第12話 アゲインの後

 朝、目が覚めると、ベッドの上から落ちていた。落ちた勢いで頭を打ったのか、額には小さなたんこぶができていた。

 昨日の夢でサッカーボールが当たった場所に痛みを感じ、鏡で確認する。一昨日と違い、目覚めの悪い朝になってしまったが、夢での行動はしっかりと覚えている。

 記憶に残っていたこととは別のことをした。それが少し嬉しかったりする。たった一日の一部を過ごしているだけなのだが、過去をやり直している感覚になる。

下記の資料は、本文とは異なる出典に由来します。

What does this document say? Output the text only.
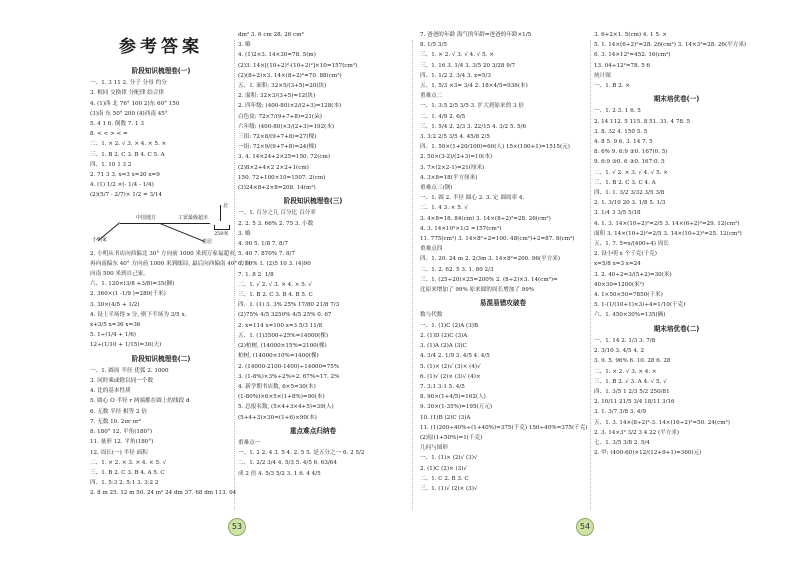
参考答案
阶段知识梳理卷(一)
一、1. 3 11 2. 分子 分母 约分
3. 相同 交换律 分配律 结合律
4. (1)西 北 76° 100 2)东 60° 150
(3)南 东 50° 200 (4)西南 45°
5. 4 1 6. 倒数 7. 1 3
8. < < > < =
二、1. × 2. √ 3. × 4. × 5. ×
三、1. B 2. C 3. B 4. C 5. A
四、1. 10 1 3 2
2. 71 3 3. x=3 x=20 x=9
4. (1) 1/2 ×(- 1/4 - 1/4)
(2)(5/7 - 2/7)× 1/2 = 3/14
中国地方	工贸最级超市
小明家	希居
北
250米
2. 小明从书店向西偏北 30° 方向前 1000 米到万家福超市,
再向南偏东 40° 方向前 1000 米到邮局, 最后向西偏南 40° 方向
向南 500 米到自己家。
六、1. 120×(3/8 +3/8)=35(捆)
2. 360×(1 -1/9 )=280(千米)
3. 30×(4/5 + 1/2)
4. 设上半场得 x 分, 则下半场为 3/5 x。
x+3/5 x=36 x=36
5. 1÷(1/4 + 1/6)
12÷(1/10 + 1/15)=30(天)
阶段知识梳理卷(二)
一、1. 圆周 半径 优弧 2. 1000
3. 同时乘或除以同一个数
4. 比的基本性质
5. 圆心 O 半径 r 两端都在圆上的线段 d
6. 无数 半径 相等 2 倍
7. 无数 10. 2πr πr²
8. 180° 12. 平角(180°)
11. 量形 12. 平角(180°)
12. 周长(一) 半径 面积
二、1. × 2. × 3. × 4. × 5. √
三、1. B 2. C 3. B 4. A 5. C
四、1. 5:3 2. 5:1 3. 3:2 2
2. 8 m 25. 12 m 50. 24 m² 24 dm 37. 68 dm 113. 04
dm² 3. 6 cm 28. 26 cm²
3. 略
4. (1)2×3. 14×30=78. 5(m)
(2)3. 14×[(10÷2)²-(10÷2)²]×10=157(cm²)
(2)(8÷2)×3. 14×(8÷2)²=70. 88(cm²)
五、1. 面积: 32×5/(3+5)=20(块)
2. 面积: 32×3/(3+5)=12(块)
2. 四年级: (400-80)×2/(2+3)=128(本)
白色皮: 72×7/(9+7+8)=21(朵)
六年级: (400-80)×3/(2+3)=192(本)
三组: 72×8/(9+7+8)=27(棵)
一组: 72×9/(9+7+8)=24(棵)
3. 4. 14×24+2×25=150. 72(cm)
(2)8×2+4×2 2×2+1(cm)
150. 72+100×10=1507. 2(cm)
(3)24×8+2×8=208. 14(m²)
阶段知识梳理卷(三)
一、1. 百分之几 百分比 百分率
2. 2. 5 3. 66% 2. 75 3. 小数
3. 略
4. 90 5. 1/8 7. 8/7
5. 40 7. 870% 7. 8/7
6. 10% 1. (2)5 10 3. (4)90
7. 1. 8 2. 1/8
二、1. √ 2. √ 3. × 4. × 5. √
三、1. B 2. C 3. B 4. B 5. C
四、1. (1) 3. 3% 25% 17/80 21/8 7/3
(2)75% 4/5 3250% 4/5 25% 0. 67
2. x=114 x=100 x=3 5/3 11/8
五、1. (1)3500÷25%=14000(棵)
(2)柏树, (14000×15%=2100(棵)
柏树, (14000×10%=1400(棵)
2. (14000-2100-1400)÷14000=75%
3. (1-8%)×3%÷2%≈2. 67%≈17. 2%
4. 新学期书店数, 6×5=30(本)
(1-80%)×6×5×(1+8%)=90(本)
5. 总报名数, (5×4+3×4+5)=39(人)
(5+4+3)×30=(1+6)×90(本)
重点难点归纳卷
重难点一
一、1. 2 2. 4 3. 5 4. 2. 5 5. 是五分之一 6. 2 5/2
二、1. 2/2 3/4 4. 5/3 5. 4/5 6. 63/64
成 2 倍 4. 5/3 5/2 3. 1 6. 4 4/5
7. 爸爸的年龄 海气的年龄=爸爸的年龄×1/5
8. 1/5 3/5
三、1. × 2. √ 3. √ 4. √ 5. ×
三、1. 16 3. 1/4 3. 3/5 20 3/28 9/7
四、1. 1/2 2. 3/4 3. x=5/3
五、1. 5/3 ×3= 3/4 2. 18×4/5=936(本)
重难点二
一、1. 3:5 2/5 3/5 3. 扩大到原来的 3 倍
二、1. 4/9 2. 6/5
三、1. 5/4 2. 2/3 3. 22/15 4. 3/2 5. 5/6
3. 3:2 2/5 3/5 4. 45/8 2/5
四、1. 50×(1+20/100)=60(人) 15×(100+1)=1515(元)
2. 50×(3-2)/(2+3)=10(本)
3. 7×(2×2-1)=21(厘米)
4. 3×8=18(平方厘米)
重难点三(钢)
一、1. 圆 2. 半径 圆心 2. 3. 定 圆周率 4.
二、1. 4 3. × 5. √
3. 4×8=18. 84(cm) 3. 14×(8÷2)²=28. 26(cm²)
4. 3. 14×10²×1/2 =157(cm²)
11. 775(cm²) 3. 14×8²÷2=100. 48(cm²)+2=87. 8(cm²)
重难点四
四、1. 20. 24 m 2. 2/3m 3. 14×8²=200. 96(平方米)
二、1. 2. 62. 5 3. 1. 80 2/3
三、1. (25÷20)×25=200% 2. (8÷2)×3. 14(cm²)=
比原来增加了 99% 原来圆的周长增加了 99%
易混易错攻破卷
数与代数
一、1. (1)C (2)A (3)B
2. (1)D (2)C (3)A
3. (1)A (2)A (3)C
4. 3/4 2. 1/9 3. 4/5 4. 4/5
5. (1)× (2)√ (3)× (4)√
6. (1)√ (2)× (3)√ (4)×
7. 3:1 3:1 5. 4/5
8. 90×(1+4/5)=162(人)
9. 30×(1-35%)=195(万元)
10. (1)B (2)C (3)A
11. (1)200÷40%÷(1+40%)=375(千克) 150÷40%=375(千克)
(2)原(1+50%)=1(千克)
几何与图形
一、1. (1)× (2)√ (3)√
2. (1)C (2)× (3)√
二、1. C 2. B 3. C
三、1. (1)√ (2)× (3)√
3. 6+2×1. 5(cm) 4. 1 5. ×
5. 1. 14×(6÷2)²=28. 26(cm²) 3. 14×3²=28. 26(平方米)
6. 3. 14×12²=452. 16(cm²)
13. 04÷12²=78. 5 6
统计图
一、1. B 2. ×
期末培优卷(一)
一、1. 2 3. 1 6. 5
2. 14 112. 5 115. 8 51. 31. 4 78. 5
3. 8. 32 4. 150 5. 5
4. 8 5. 9 6. 3. 14 7. 5
8. 6% 9. 6:9 ③0. 167(0. 5)
9. 6:9 ③0. 6 ③0. 167:0. 5
二、1. √ 2. × 3. √ 4. √ 5. ×
三、1. B 2. C 3. C 4. A
四、1. 1. 3/2 3/32 3/5 3/8
2. 1. 3/10 20 3. 1/8 5. 1/3
3. 1/4 3 3/5 5/18
4. 1. 3. 14×(10÷2)²=2/5 3. 14×(6÷2)²=29. 12(cm²)
面积 3. 14×(10÷2)²=2/5 3. 14×(10÷2)²=25. 12(cm²)
五、1. 7. 5=x/(400÷4) 周长
2. 设小明 x 个千克(千克)
x=5/8 x=3 x=24
3. 2. 40÷2=3/(5+2)=30(米)
40×30=1200(米²)
4. 1×50×50=7850(千米)
5. 1-(1/(10+1)×3)÷4=1/10(千克)
六、1. 450×30%=135(辆)
期末培优卷(二)
一、1. 14 2. 1/3 3. 7/8
2. 3/10 3. 4/5 4. 2
3. 9. 5. 96% 6. 10. 28 6. 28
二、1. × 2. √ 3. × 4. ×
三、1. B 2. √ 3. A 4. √ 5. √
四、1. 3/5 1 2/3 5/2 250/81
2. 10/11 21/5 3/4 18/11 3/16
3. 1. 3/7 3/8 3. 4/9
五、1. 3. 14×(8÷2)²-3. 14×(16÷2)²=50. 24(cm²)
2. 3. 14×3² 3/2 3 4 22 (平方米)
七、1. 3/5 3/8 2. 5/4
2. 甲: (400-60)×12/(12+9+1)=360(元)
53	54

 攻略本を見て、知らないルートに行くゲームは楽しいもんだ。

 そんな夢の余韻に浸っていると、時間に気づき慌てて準備をする。


 出社の準備をしていると、ふと昨日のことを思い出す。電話帳に入っていた。ちーちゃんの連絡先、昨日は浮かれた妄想と思い、蓋をするようにして眠りについたのだが、素面になった今でも考えるだけおかしい。

 スマートフォンを取り上げて電話帳を開くと、そこには何度見ても確実にちーちゃんの連絡先が入っている。どうあがいても何故登録されているのか思い出せない。

 確かに一昨日夢の中では交換した。しかし現実の世界では交換した記憶がない。高校時代に話した記憶などないのだから。

 画面とにらめっこしていると、高いベル音が鳴り、画面の上の部分に新着メッセージの文字。すぐにスライドして開くと。


『久しぶり? 元気? 最近どうしてる?』


 という、久しく送る人への定型文のようなメッセージ。本当に久しぶりならただそれだけでよかった。驚いたのは差出人の名前。

 奏真緒。そう書かれていた。

 俺は驚いて言葉を失う。

 高校時代、連絡先交換を断ってしまった人物からのメッセージ。誰かから聞いたのかと一瞬考えたが、自分の電話帳にその名前が登録されていた。

 慌てて枕元にあった卒業アルバムに目をやった。昨日夢で見た高校時代の過去。

 あの時、連絡先を交換した。でも、当時の俺は連絡先を交換しなかった。だからこそ、今、スマートフォンの電話帳にはあるべきではない名前が登録されている。

 また同じ現象が起きていた。

 それが一人ならまだしも。二人もだ。

 怖さよりも奇妙な感じだ。しかし、悩む時間を後回しにして、スマートフォンを閉じ、家を出た。

 その日、会社に行くとさっそく祈莉が話しかけてきた。昨日のこともあり、馬鹿にしたような感じなのだろう。


「昨日はいい夢見れました?」


 祈莉は少しにやけた表情で言う。

 その言葉で忘れかけていた今朝のことを思い出してしまった。驚いて閉じてしまった、知りえない連絡先を。


「え、あぁ、そこそこ」


 確かにいい夢は見れた。でも今の問題はそんなことじゃない。

 一言話して、去る予定だった祈莉は歯切れの悪い反応に足を止めて心配し始める。


「あれ? なんかあったんすか?」


 もう二年にもなるのだが、教育係としてずっと一緒にいたのだから俺の一喜一憂の変化も見落とさなくなっていた。


「なぁ、祈莉、連絡先交換した覚えのない人が電話帳に登録されてたらどうする?」


 例え話のように自分の議題を出してみた。


「私は定期的に電話帳整理するんで、交換した覚えのない人とか、誰だか忘れた人は消しちゃいますね。だって連絡することないでしょ」


 俺と違って淡泊な性格だな。でも一理ある。連絡しない仲ということはその連絡先があっても意味がないと思う人もいるだろう。


「それがどうかしたんすか?」


 俺の返答を待たずに祈莉は言う。


「あ、いや、その連絡先を交換した覚えのない人から連絡がきたから、ちょっとびっくりしてな」


「女の人っすか?」


「え、あぁ、久しぶりってな」


「フーンそっすか。実は酔って忘れただけで交換してたんじゃないっすか」


 少しツンケンした口調になる。


「まぁ、そうだよな」


 そうは言ったものの自分の中ではいまだに納得できていなかった。酔っていたどころか、連絡先がある二人とは高校以来会っていない。

 二日連続で夢を見て、夢の中で二人と連絡先を交換した。その二人の連絡先が今のスマートフォンに入っている。高校時代その二人と交換した覚えなどないのに。


「なんか気になるなら話聞きますよ」


「あぁ、そうだな……」


 特に怖いというのはなくなったが、今は不思議な気分だ。


「あ、でも今日は無理なんすよ。同期たちとの飲み会はいっちゃって」


 誘ってもいないが先に断られてしまった。


「あぁ、またいつでもいいから聞いてくれ」


 そう言うと祈莉は小さく手を振って去って行った。